Sobre o Filme
Corporate Retreat chega às telas com a promessa de misturar o sufocante ambiente de escritórios com o imprevisível do terror e da comédia, e, neste primeiro contato, o diretor Aaron Fisher parece tentar equilibrar facas acesas em um campo minado de expectativas. O título já adiantava o básico: uma fuga corporativa que sai do trilho, mas o que se vê é uma tentativa interessante — porém irregular — de transform o cotidiano corporativo em um terreno fértil para sustos e risadas nervosas. A atmosfera desde cedo é densa, quase palpável, como se o ar condicionado do escritório tivesse se transformado em uma gaiola de ferro.
Por que Vale a Pena
A direção de Fisher navega entre o visível e o sugerido, usando iluminação tênue e cenários corporativos descontextualizados para criar uma sensação de enclausuramento que funciona bem nos momentos de thriller, mas que às vezes parece pecar por excesso de bom senso na parte cômica. O ritmo oscila entre instantes de tensão legítima — onde o coração acelera de verdade — e tentativas de humor que, embora inteligentes em conceito, acabam caindo em piadas que mais arregalam os olhos do que arrancam gargalhadas. A cinematografia, por sua vez, cumpre seu papel de manter o espectador em alerta, mas não brilha o suficiente para salvar a imprevisibilidade do roteiro.
Atuações e Produção
O coração do filme fica por conta do trio principal: Odeya Rush, Sasha Lane e Elias Kacavas entregam performances que são, sem dúvida, o ponto mais forte e carismático da obra.

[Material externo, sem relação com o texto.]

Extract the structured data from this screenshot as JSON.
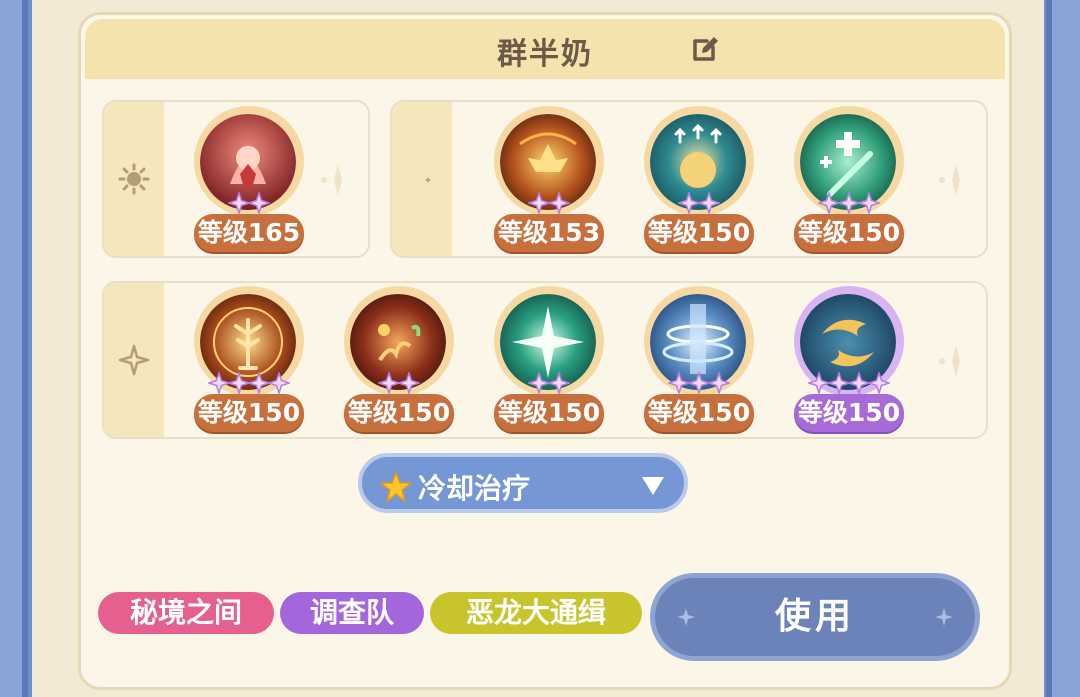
{
  "header": {
    "title": "群半奶",
    "edit_icon": "edit-icon"
  },
  "rows": [
    {
      "category_icon": "sun-icon",
      "skills": [
        {
          "level_label": "等级165",
          "stars": 2,
          "theme": "crimson"
        }
      ]
    },
    {
      "category_icon": "moon-icon",
      "skills": [
        {
          "level_label": "等级153",
          "stars": 2,
          "theme": "flame"
        },
        {
          "level_label": "等级150",
          "stars": 2,
          "theme": "teal-orb"
        },
        {
          "level_label": "等级150",
          "stars": 3,
          "theme": "green-heal"
        }
      ]
    },
    {
      "category_icon": "sparkle-icon",
      "skills": [
        {
          "level_label": "等级150",
          "stars": 4,
          "theme": "golden-tree"
        },
        {
          "level_label": "等级150",
          "stars": 2,
          "theme": "flame-bloom"
        },
        {
          "level_label": "等级150",
          "stars": 2,
          "theme": "green-star"
        },
        {
          "level_label": "等级150",
          "stars": 3,
          "theme": "blue-shield"
        },
        {
          "level_label": "等级150",
          "stars": 4,
          "theme": "purple-koi",
          "purple": true
        }
      ]
    }
  ],
  "dropdown": {
    "label": "冷却治疗",
    "icon": "star-icon"
  },
  "tags": [
    {
      "label": "秘境之间",
      "color": "#e5608e"
    },
    {
      "label": "调查队",
      "color": "#a466db"
    },
    {
      "label": "恶龙大通缉",
      "color": "#c7c42c"
    }
  ],
  "use_button": {
    "label": "使用"
  }
}
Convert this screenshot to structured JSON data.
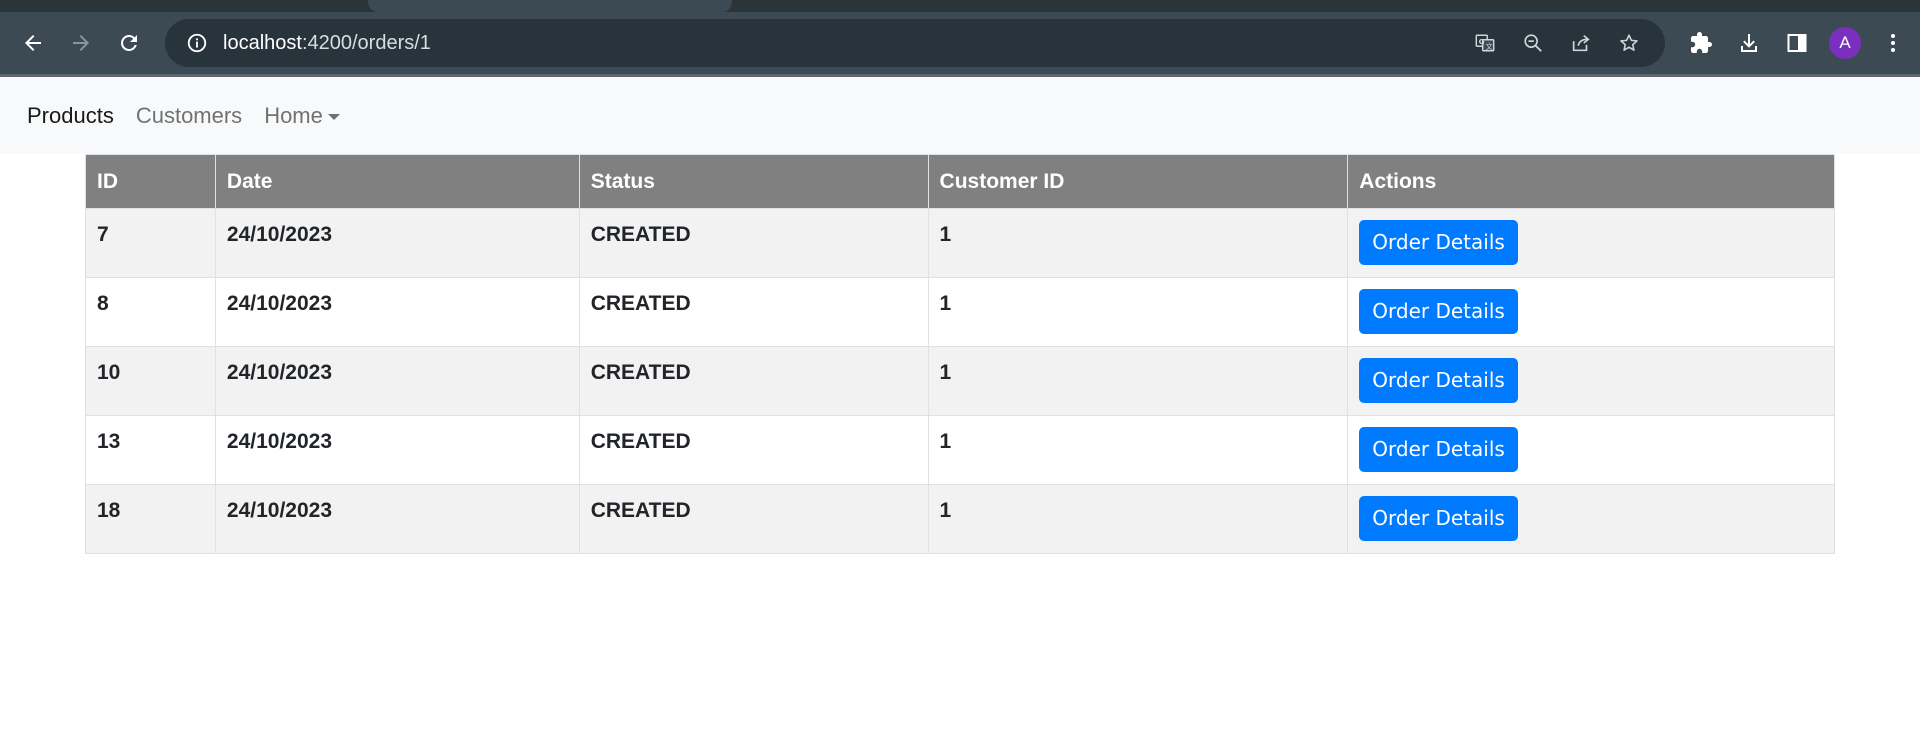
{
  "browser": {
    "url_host": "localhost",
    "url_rest": ":4200/orders/1",
    "avatar_initial": "A",
    "icons": {
      "back": "back-arrow-icon",
      "forward": "forward-arrow-icon",
      "reload": "reload-icon",
      "site_info": "info-icon",
      "translate": "translate-icon",
      "zoom": "zoom-out-icon",
      "share": "share-icon",
      "bookmark": "star-icon",
      "extensions": "puzzle-icon",
      "downloads": "download-icon",
      "side_panel": "side-panel-icon",
      "menu": "kebab-menu-icon"
    },
    "colors": {
      "toolbar_bg": "#3c4a53",
      "omnibox_bg": "#27343b",
      "avatar_bg": "#7b2fbe"
    }
  },
  "navbar": {
    "items": [
      {
        "label": "Products",
        "active": true
      },
      {
        "label": "Customers",
        "active": false
      }
    ],
    "dropdown_label": "Home"
  },
  "orders_table": {
    "columns": [
      "ID",
      "Date",
      "Status",
      "Customer ID",
      "Actions"
    ],
    "rows": [
      {
        "id": "7",
        "date": "24/10/2023",
        "status": "CREATED",
        "customer_id": "1",
        "action_label": "Order Details"
      },
      {
        "id": "8",
        "date": "24/10/2023",
        "status": "CREATED",
        "customer_id": "1",
        "action_label": "Order Details"
      },
      {
        "id": "10",
        "date": "24/10/2023",
        "status": "CREATED",
        "customer_id": "1",
        "action_label": "Order Details"
      },
      {
        "id": "13",
        "date": "24/10/2023",
        "status": "CREATED",
        "customer_id": "1",
        "action_label": "Order Details"
      },
      {
        "id": "18",
        "date": "24/10/2023",
        "status": "CREATED",
        "customer_id": "1",
        "action_label": "Order Details"
      }
    ],
    "colors": {
      "header_bg": "#808080",
      "stripe_bg": "#f2f2f2",
      "button_bg": "#007bff"
    }
  }
}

Rush traz uma vulnerabilidade que torna seu personagem quase relatable em meio ao caos, enquanto Lane traz uma energia quase rebelde que contrapõe o ambiente opressor, e Kacavas equilibra a combinação com uma expressão mais contenida, quase estoica. A química entre os três é palpável, e é graças a esse elenco que o filme consegue manter o mínimo de engajamento, mesmo quando o roteiro parece perder o fio da meada em certezas demais.
Avaliação Final
No final, Corporate Retreat se revela uma obra de gêneros que tem mais acertos do que erros em termos de atmosfera e atuação, mas que pecam em consistência narrativa, o que explica a nota TMDB de 4,8 sobre 10. Não é um terror que vai marcar época, nem uma comédia que vai ficar na memória como um clássico instantâneo, mas como uma experiência de fim de tarde, um domingo chuvoso onde se tem pouco o que fazer, cumpre o prometido com um sorriso no rosto e um arrepio na espinha. Para quem gosta de misturar o trabalho com o pesadelo — e tem paciência para os tropeços pelo caminho —, pode ser uma surpresa razoável, desde que se baixe as expectativas o suficiente para apreciar a tentativa em vez do resultado final.